The SAVE Act, which would remove barriers for nurses to practice in North Carolina, is not included in the bill.

“We have a unique opportunity to expand coverage with federal funds already on the table,” said Speaker Tim Moore, R-Cleveland, a proponent of the bill. “The stakes are high, and the cost to the state is minimal.”

Opponents of the bill argue that this bill doesn’t go far enough to address supply-side problems.

“This course reversal on Medicaid expansion is hugely disappointing,” said Donald Bryson, president of the John Locke Foundation. “[The legislature’s] failure to meaningfully address supply-side problems will only exacerbate the statewide healthcare shortage and drive up wait times and costs for the general public.”


  1. So CON review for large counties but the small counties still get to deal with ridiculous CON oversight, not good since the smaller counties are the ones that need access to services more. Another win for the big hospitals and a loss for the small ones.

  2. I appreciate the loosening of CON. Tough deal to make, but I would have made it until we can get actual costs down. Now the work of breaking the public/private provider oligarchy can really start.

  3. “We have a unique opportunity to expand coverage with federal funds already on the table,” said Speaker Tim Moore, R-Cleveland, a proponent of the bill. “The stakes are high, and the cost to the state is minimal.” He will regret saying this……

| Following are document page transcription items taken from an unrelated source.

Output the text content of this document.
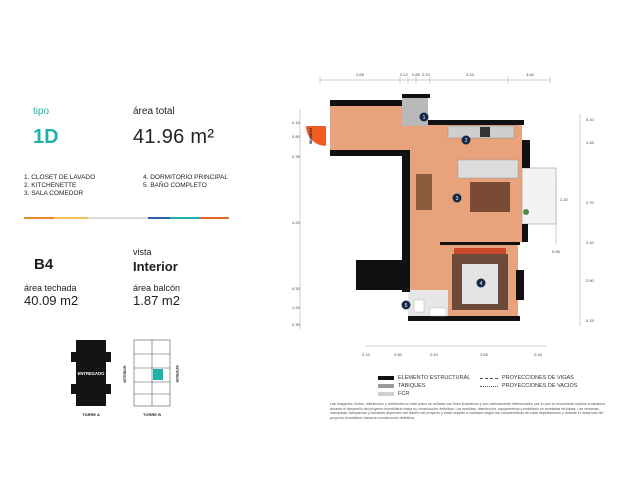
tipo
1D
área total
41.96 m²
1. CLOSET DE LAVADO
2. KITCHENETTE
3. SALA COMEDOR
4. DORMITORIO PRINCIPAL
5. BAÑO COMPLETO
B4
vista
Interior
área techada
40.09 m2
área balcón
1.87 m2
ENTREGADO	INTERIOR	INTERIOR
TORRE A	TORRE B
2.65	0.12 0.80 0.10	3.10	3.60
0.15
0.80
0.35
4.20
0.30
1.20
0.30
0.10
1.45
2.70
2.20
0.10
0.95
2.90
0.15
INGRESO
1
2
3
4
5
2.10	2.50	0.10	3.55	0.15
ELEMENTO ESTRUCTURAL
TABIQUES
FCR
PROYECCIONES DE VIGAS
PROYECCIONES DE VACIOS
Las imágenes, textos, distribución y ambientes en este plano se señalan con fines ilustrativos y son estrictamente referenciales, por lo que se encuentran sujetos a variación durante el desarrollo del proyecto inmobiliario hasta su construcción definitiva. Las medidas, distribución, equipamiento y mobiliario no reveladas incluidas. Las ventanas, mamparas, tabiquerías y fachadas dependen del diseño del proyecto y están sujetas a variación según las características de cada departamento y durante el desarrollo del proyecto inmobiliario hasta su construcción definitiva.
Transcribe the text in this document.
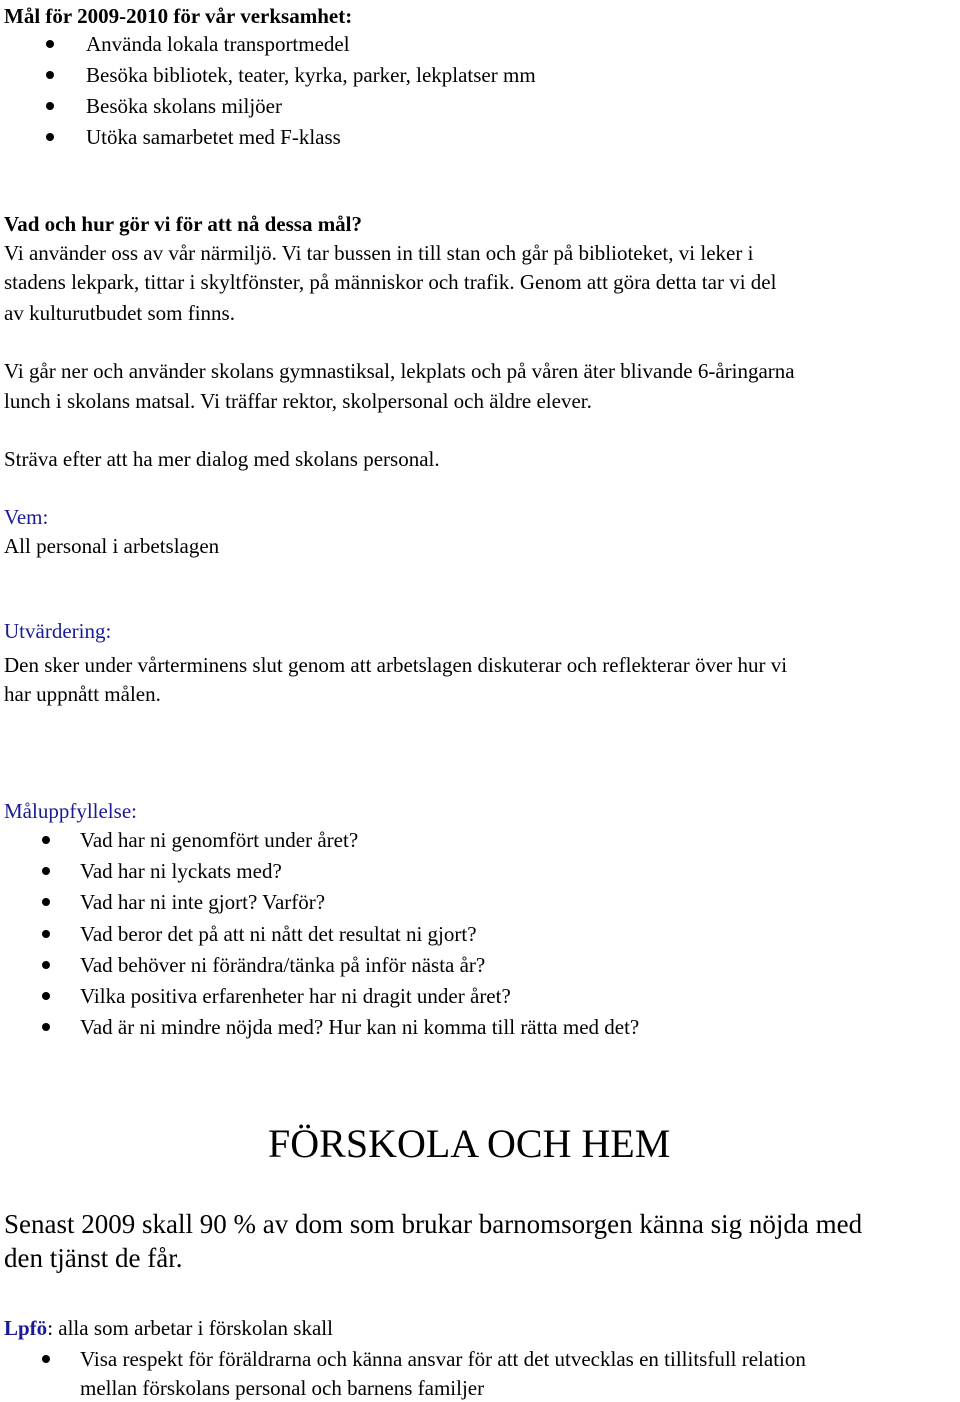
Mål för 2009-2010 för vår verksamhet:
Använda lokala transportmedel
Besöka bibliotek, teater, kyrka, parker, lekplatser mm
Besöka skolans miljöer
Utöka samarbetet med F-klass
Vad och hur gör vi för att nå dessa mål?
Vi använder oss av vår närmiljö. Vi tar bussen in till stan och går på biblioteket, vi leker i
stadens lekpark, tittar i skyltfönster, på människor och trafik. Genom att göra detta tar vi del
av kulturutbudet som finns.
Vi går ner och använder skolans gymnastiksal, lekplats och på våren äter blivande 6-åringarna
lunch i skolans matsal. Vi träffar rektor, skolpersonal och äldre elever.
Sträva efter att ha mer dialog med skolans personal.
Vem:
All personal i arbetslagen
Utvärdering:
Den sker under vårterminens slut genom att arbetslagen diskuterar och reflekterar över hur vi
har uppnått målen.
Måluppfyllelse:
Vad har ni genomfört under året?
Vad har ni lyckats med?
Vad har ni inte gjort? Varför?
Vad beror det på att ni nått det resultat ni gjort?
Vad behöver ni förändra/tänka på inför nästa år?
Vilka positiva erfarenheter har ni dragit under året?
Vad är ni mindre nöjda med? Hur kan ni komma till rätta med det?
FÖRSKOLA OCH HEM
Senast 2009 skall 90 % av dom som brukar barnomsorgen känna sig nöjda med
den tjänst de får.
Lpfö: alla som arbetar i förskolan skall
Visa respekt för föräldrarna och känna ansvar för att det utvecklas en tillitsfull relation
mellan förskolans personal och barnens familjer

  4. Thank you to the real conservative GOP reps who hold the line against expanded government and increased spending!!! Oh wait……. #hypocrites #RINOs #VoteOutIncumbents

  5. Every single time the government gets involved in something the costs go exponentially higher. They never come down. That’s the lie politicians always use to sell something. Student loans and healthcare are just a few examples. The working class will continue to have to pay more for our insurance and doctor’s visits and shoulder the burden for those who pay nothing and in most instances don’t work. And save it, those of you who want to say something ridiculous about kids, extremely poor, and disabled people. Everybody agrees they need coverage and nobody is opposed to helping them. It’s the dead beat able bodied people who can but choose not to work that are leaching off our system that need to be cut off.